As censor, he reformed the Senatorial and Equestrian orders, removing unfit and unworthy members and promoting good and able men, among them Gnaeus Julius Agricola. At the same time, he made it more dependent upon the Emperor, by exercising an influence upon its composition. He altered the constitution of the Praetorian Guard, in which only Italians were enrolled into its nine cohorts.

In 70, a formidable rising in Gaul, headed by Gaius Julius Civilis, was suppressed by Vespasian's brother-in-law, Quintus Petillius Cerialis, and the German frontier made secure. The Jewish War was brought to a close by Titus's capture of Jerusalem. In the following year, the joint triumph of Vespasian and Titus, was memorable as the first occasion on which a father and his son were thus associated together in the Western world.

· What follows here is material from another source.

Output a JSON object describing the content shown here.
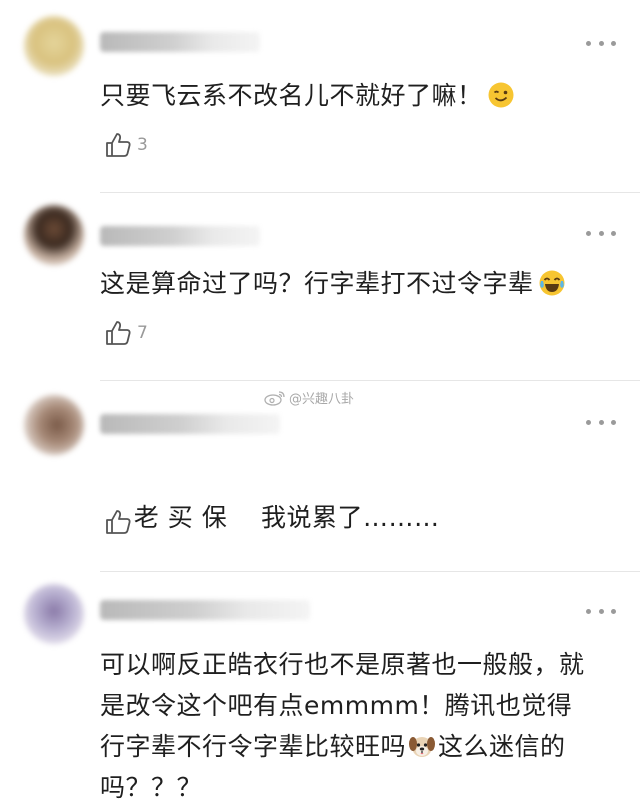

The temple of Janus was closed (the signal that Rome was not at war) and the Roman world had peace for the remaining nine years of Vespasian's reign. "The peace of Vespasian" became a proverb.

In 78 Agricola went to Britain, and both extended and consolidated the Roman dominion in that province, pushing his way into what is now Scotland. In the following year Vespasian died, on June 23 of an intestinal inflammation which led to excessive diarrhoea.

[edit] Views on Vespasian

The avarice with which both Tacitus and Suetonius stigmatize Vespasian seems really to have been an enlightened economy, which, in the disordered state of the Roman finances, was unnecessarily exaggerated. Rome needed a moneylender's son at this juncture who was as capable of operating a business as he was an Imperial administration.[neutrality disputed]

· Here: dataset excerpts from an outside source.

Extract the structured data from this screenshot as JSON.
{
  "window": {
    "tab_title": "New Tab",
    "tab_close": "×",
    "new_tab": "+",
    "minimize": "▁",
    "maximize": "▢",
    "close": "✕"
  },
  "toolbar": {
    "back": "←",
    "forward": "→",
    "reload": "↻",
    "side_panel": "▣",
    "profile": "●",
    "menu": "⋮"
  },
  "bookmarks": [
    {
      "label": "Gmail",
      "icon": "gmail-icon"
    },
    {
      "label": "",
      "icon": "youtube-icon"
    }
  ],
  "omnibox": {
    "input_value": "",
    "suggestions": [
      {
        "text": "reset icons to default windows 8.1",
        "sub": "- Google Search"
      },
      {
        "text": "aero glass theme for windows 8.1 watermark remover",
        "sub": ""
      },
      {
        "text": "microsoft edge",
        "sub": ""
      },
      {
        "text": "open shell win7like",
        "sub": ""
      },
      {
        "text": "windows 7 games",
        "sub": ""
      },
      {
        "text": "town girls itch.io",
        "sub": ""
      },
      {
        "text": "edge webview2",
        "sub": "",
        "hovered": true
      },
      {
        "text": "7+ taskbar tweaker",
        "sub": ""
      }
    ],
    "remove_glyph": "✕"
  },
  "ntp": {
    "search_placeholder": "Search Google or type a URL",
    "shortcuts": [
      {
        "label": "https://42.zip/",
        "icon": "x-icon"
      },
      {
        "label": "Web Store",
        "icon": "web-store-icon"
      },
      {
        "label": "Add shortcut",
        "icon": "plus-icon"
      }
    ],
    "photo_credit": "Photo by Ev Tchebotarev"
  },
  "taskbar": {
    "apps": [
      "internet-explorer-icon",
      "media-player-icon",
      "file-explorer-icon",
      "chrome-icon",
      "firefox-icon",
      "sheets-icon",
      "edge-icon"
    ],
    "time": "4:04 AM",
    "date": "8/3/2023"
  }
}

Vespasian could be liberal to impoverished Senators and equestrians and to cities and towns desolated by natural calamity. He was especially generous to men of letters and rhetors, several of whom he pensioned with salaries of as much as 1,000 gold pieces a year. Quintilian is said to have been the first public teacher who enjoyed this imperial favor.

Pliny the Elder's great work, the Natural History, was written during Vespasian's reign, and dedicated to Vespasian's son Titus. Some of the philosophers who talked idly of the good old times of the Republic, and thus indirectly encouraged conspiracy, provoked Vespasian into reviving the obsolete penal laws against this profession. However, only one, Helvidius Priscus, was put to death, and he had affronted the Emperor by studied insults. "I will not kill a dog that barks at me," were words honestly expressing the temper of Vespasian. Vespasian was indeed noted for mildness and a healthy sense of justice. For example, he helped the daughter of his late adversary Vitellius find a suitable husband and even provided her with the dowry. Much money was spent on public works and the restoration and beautification of Rome: a new forum, the splendid Temple of Peace, the public baths and the vast Colosseum.

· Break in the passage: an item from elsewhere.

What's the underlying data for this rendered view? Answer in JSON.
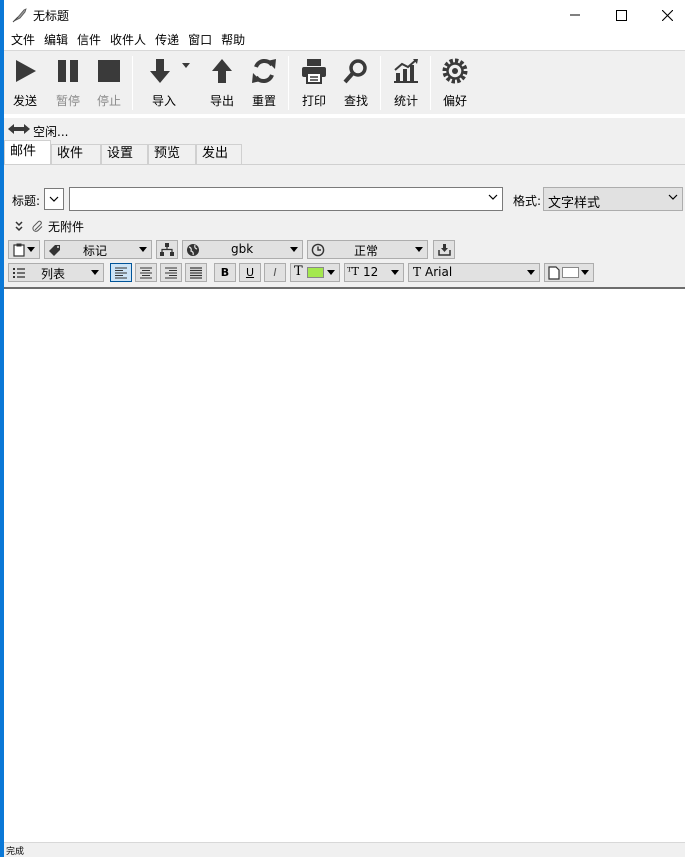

To the last, Vespasian was a plain, blunt soldier, with a demonstrated strength of character and ability, and with a steady purpose to establish good order and secure the prosperity and welfare of his subjects. In his habits he was punctual and regular, transacting his business early in the morning, and enjoying a siesta in the afternoon.

He did not quite have the distinguished bearing looked for in an emperor. He was free in his conversation, and his humour, of which he had a good deal, was apt to take the form of rather coarse jokes. To one young man who wore too much perfume for the old soldier's nose's comfort he gibed, "I'd sooner you stank of garlic." He could jest even in his last moments: Vae puto, deus fio—"Alas, I think I'm becoming a god," he allegedly whispered to those around him. There is something very characteristic in the exclamation he is said to have uttered in his last illness, "An emperor ought to die standing."

Vespasian ultimately did much good for Rome, and ranks somewhere with its greatest emperors — Augustus, Trajan and Septimus Severus.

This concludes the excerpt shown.